A lady steps out of the pool, shakes her gypsy-dark hair, and sprinkles coolness on my thirsty skin.
“Little girl!” Her bikini has pink and white polka dots. She looks at my shorts and shirt. “Jump in, cool off.”
I turn a beetroot shade.
“Sorry, I gotta go.” I scuttle away, find refuge in our room’s balcony.
Later, I see the night sky’s reflection in the pool, the outline of a crescent moon visible in the water. There are craters in the moon, my sixth grade teacher said last year. I visualize a moon-world with mountains, glaciers, and continents. And lakes where I swim in a polka dot swimsuit.
Soon, a storm approaches.
Dad’s job has brought us to Arizona this summer. We’re in the motel until he finds a rental.
I beg Dad for a house with a pool. “Everybody here has one.”
He gives me reading assignments with instructions to stay indoors.
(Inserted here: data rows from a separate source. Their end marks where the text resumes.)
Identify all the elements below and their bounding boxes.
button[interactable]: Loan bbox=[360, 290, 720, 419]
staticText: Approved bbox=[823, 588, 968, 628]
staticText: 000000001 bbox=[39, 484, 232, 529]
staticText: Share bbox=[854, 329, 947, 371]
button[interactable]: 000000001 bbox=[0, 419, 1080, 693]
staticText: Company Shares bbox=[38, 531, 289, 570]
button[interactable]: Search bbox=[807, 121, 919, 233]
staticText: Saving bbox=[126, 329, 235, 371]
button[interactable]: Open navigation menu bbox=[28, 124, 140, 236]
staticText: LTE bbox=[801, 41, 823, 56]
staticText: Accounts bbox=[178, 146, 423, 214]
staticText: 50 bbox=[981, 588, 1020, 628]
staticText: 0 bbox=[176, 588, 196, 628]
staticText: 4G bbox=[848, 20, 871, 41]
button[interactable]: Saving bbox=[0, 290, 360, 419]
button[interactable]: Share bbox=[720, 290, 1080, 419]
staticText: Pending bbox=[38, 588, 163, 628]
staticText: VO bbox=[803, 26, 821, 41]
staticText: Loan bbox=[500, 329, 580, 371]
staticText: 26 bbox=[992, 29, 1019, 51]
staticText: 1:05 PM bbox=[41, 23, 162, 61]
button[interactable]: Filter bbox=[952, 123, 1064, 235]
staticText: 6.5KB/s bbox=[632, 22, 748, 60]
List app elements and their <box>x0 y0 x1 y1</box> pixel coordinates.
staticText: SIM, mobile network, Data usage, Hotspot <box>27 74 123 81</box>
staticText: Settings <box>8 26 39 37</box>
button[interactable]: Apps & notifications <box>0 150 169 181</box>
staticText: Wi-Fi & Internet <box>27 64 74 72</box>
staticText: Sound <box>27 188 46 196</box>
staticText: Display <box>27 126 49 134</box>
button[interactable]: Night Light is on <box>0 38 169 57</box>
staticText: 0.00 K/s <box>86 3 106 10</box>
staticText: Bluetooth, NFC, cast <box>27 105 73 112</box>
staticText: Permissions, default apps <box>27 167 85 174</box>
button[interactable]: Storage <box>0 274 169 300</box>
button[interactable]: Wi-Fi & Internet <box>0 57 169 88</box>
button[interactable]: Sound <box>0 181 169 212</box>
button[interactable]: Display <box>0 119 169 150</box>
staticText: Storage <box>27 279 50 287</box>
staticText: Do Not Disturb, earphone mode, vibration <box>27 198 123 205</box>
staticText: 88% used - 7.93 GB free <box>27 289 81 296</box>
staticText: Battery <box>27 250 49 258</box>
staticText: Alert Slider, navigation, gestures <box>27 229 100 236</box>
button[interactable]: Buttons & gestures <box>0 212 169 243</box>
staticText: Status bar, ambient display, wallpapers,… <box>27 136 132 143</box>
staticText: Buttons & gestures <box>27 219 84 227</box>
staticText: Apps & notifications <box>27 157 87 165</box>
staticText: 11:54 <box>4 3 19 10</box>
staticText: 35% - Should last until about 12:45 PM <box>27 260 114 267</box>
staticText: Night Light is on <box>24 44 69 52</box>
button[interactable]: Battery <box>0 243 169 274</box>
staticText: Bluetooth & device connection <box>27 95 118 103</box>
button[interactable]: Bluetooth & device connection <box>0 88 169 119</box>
“Denial’s good for the soul, learn to live without,” he says.
He denied Mom a new washing machine, a new vacuum, and a smartphone. She left.
Ignoring Dad’s instructions, again, I wander the next day. I find breakfast in the lobby: a chewy bagel and an apple from the fruit basket. The stench of stale coffee overpowers.
There’s no one in the pool. I let my legs dangle over the side, wiggle my toes. A palm frond tickles my shin.
Polka dot lady shows up, slides into the dirty water.
“Come, swim,” she says. “It’s not too bad after the monsoon storm.”
“Why’d you call it a storm?” I ask. “There was no rain, only dust.”
“Because this is the desert,” she laughs. Her dark eyes stare. “You don’t know how to swim, do you?”
“Your parents didn’t do their duty.”
I asked Dad for a cell phone all last year.
He said, “We’ll see.”
I still don’t have one.
Dad says he’s who he is because of his hard life. “You have luxuries I didn’t dream of,” he says.
He walked two miles to school. His mother added water to leftover stew to stretch it out. “Forget cell phones. We didn’t even have a landline.”
Gypsy-hair stretches out her hand, and I jump in. The water’s gritty after the storm, but I don’t care. My skin drinks the water, my feet dance. I blow bubbles, I splash. She turns me over onto my back, supporting me with her hands. Amazingly, I float. Happy, happy.
Later, I dry my wet clothes on the balcony railing before Dad gets back.
He returns late, settles down with a night-cap, and doesn’t offer explanations.
I keep my secret, too.
By the fourth day, I can hold my breath under water, paddle my feet, move my arms freestyle. My beautiful teacher even guides me to the deep end.
And then I see him. Dad’s early. I want to sink.
“Out of the pool. Now!” I hear.
“Stay,” my polka dot gypsy friend says.
He roars. “Get out!”
She walks up to him. “Sir, one moment?”
He’s studying her wet swimsuit.
I see her magical gypsy aura, it’s real.
I don’t stop my grin. Dad can’t swim. I can.
In the sky above, the moon’s risen early this evening. It’s curved like a smile.